そんな事件から数日が経ったある日のことです。
きつねは偶然、山の中で一人の男を見つけました。
そして思ったのです。
「この前の仕返しに、あの男から金貨を騙し取ってやろう」
そう決めたきつねは、足を怪我した女に化けると、ゆっくりと男に近づき、こう言ったのです。
「すみません。足を怪我してしまい、どうしても動けません。どうか、村の病院までおぶってもらえませんでしょうか」
きつねの話を聞いた男は、驚きながら言いました。
「それは大変じゃ」
男は持っていたタオルをちぎり、包帯のようにしてきつねの足に巻きました。
そして男は、女の姿のきつねをおぶって山を下り始めました。
最初こそ、順調に進んでいた男でしたが、少しずつ少しずつ、疲弊していき、漏れる息の音も大きくなっていきました。
それを見ながら、後ろできつねは、しめしめと笑っていました。
疲れきった男が、自分を見捨てた時こそ、金貨を盗むチャンスだと、考えていたからです。
「なぁ、おなごよ」
男の呼びかけに、きつねはやっとその時か、と思いながら答えます。
「なんですか……」
しかし、きつねの予想とは裏腹に、男は疲れた声で言いました。
「痛くは、ないか?」
きつねは驚き、返答に困りました。
そうしていると、男は続けます。
「病院まで、もう少しの我慢じゃ。待っておれ」
きつねは、返す言葉が見つかりませんでした。そして、自分のしていることがとても恥ずかしくなりました。

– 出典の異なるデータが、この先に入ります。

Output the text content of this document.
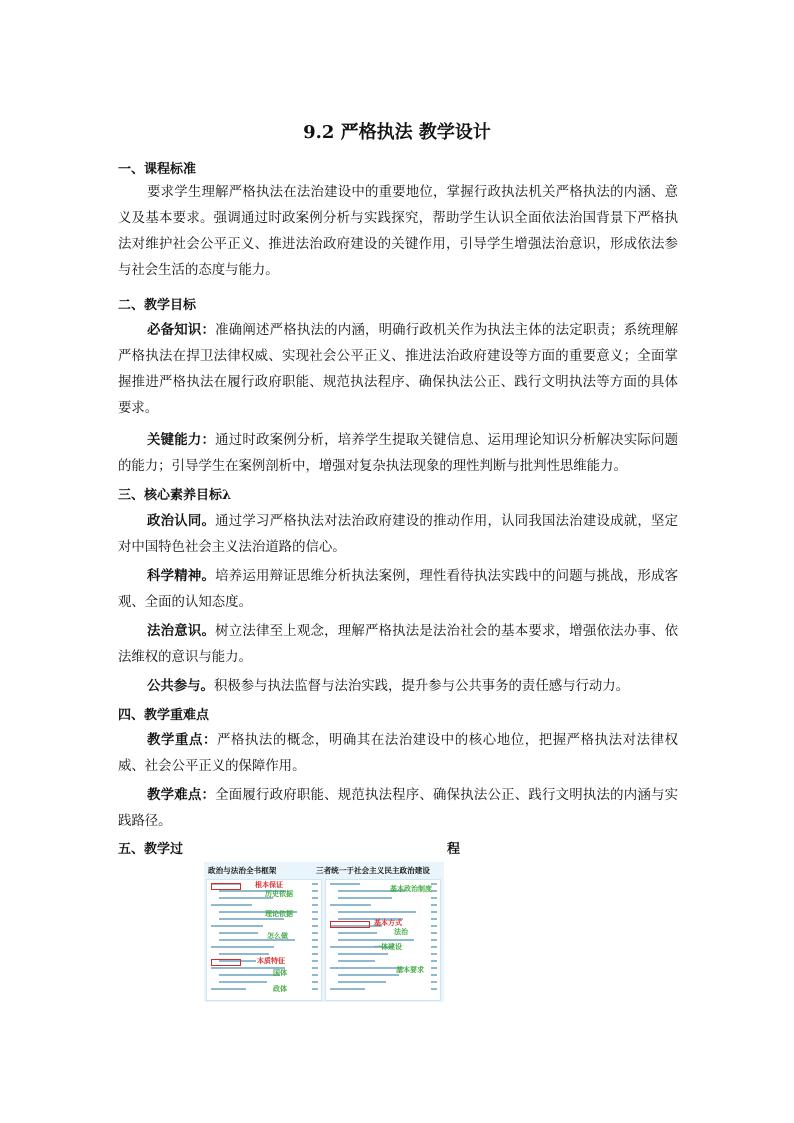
9.2 严格执法 教学设计
一、课程标准

要求学生理解严格执法在法治建设中的重要地位，掌握行政执法机关严格执法的内涵、意义及基本要求。强调通过时政案例分析与实践探究，帮助学生认识全面依法治国背景下严格执法对维护社会公平正义、推进法治政府建设的关键作用，引导学生增强法治意识，形成依法参与社会生活的态度与能力。

二、教学目标

必备知识：准确阐述严格执法的内涵，明确行政机关作为执法主体的法定职责；系统理解严格执法在捍卫法律权威、实现社会公平正义、推进法治政府建设等方面的重要意义；全面掌握推进严格执法在履行政府职能、规范执法程序、确保执法公正、践行文明执法等方面的具体要求。

关键能力：通过时政案例分析，培养学生提取关键信息、运用理论知识分析解决实际问题的能力；引导学生在案例剖析中，增强对复杂执法现象的理性判断与批判性思维能力。

三、核心素养目标λ

政治认同。通过学习严格执法对法治政府建设的推动作用，认同我国法治建设成就，坚定对中国特色社会主义法治道路的信心。

科学精神。培养运用辩证思维分析执法案例，理性看待执法实践中的问题与挑战，形成客观、全面的认知态度。

法治意识。树立法律至上观念，理解严格执法是法治社会的基本要求，增强依法办事、依法维权的意识与能力。

公共参与。积极参与执法监督与法治实践，提升参与公共事务的责任感与行动力。

四、教学重难点

教学重点：严格执法的概念，明确其在法治建设中的核心地位，把握严格执法对法律权威、社会公平正义的保障作用。

教学难点：全面履行政府职能、规范执法程序、确保执法公正、践行文明执法的内涵与实践路径。

五、教学过	程
政治与法治全书框架	三者统一于社会主义民主政治建设
根本保证
历史依据
理论依据
怎么做
本质特征
国体
政体
基本政治制度
基本方式
法治
一体建设
基本要求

人間というだけで、こんなに優しい男から、金貨を騙し取ろうとしていたことがです。
そうだ。もしかしたらこのタオルだって、男にとって大切なものだったかもしれない、そう気づいたきつねは、女から元の姿へ戻り、ひっそりとそこから去りました。
「おなごよ?どうした?」
返事をしない女を気にしてか、男が後ろを振り返ると、そこにきつねの姿はありませんでした。
ただ、男の手のひらの中には、キラキラと輝く綺麗な金貨が二枚、残されていましたとさ。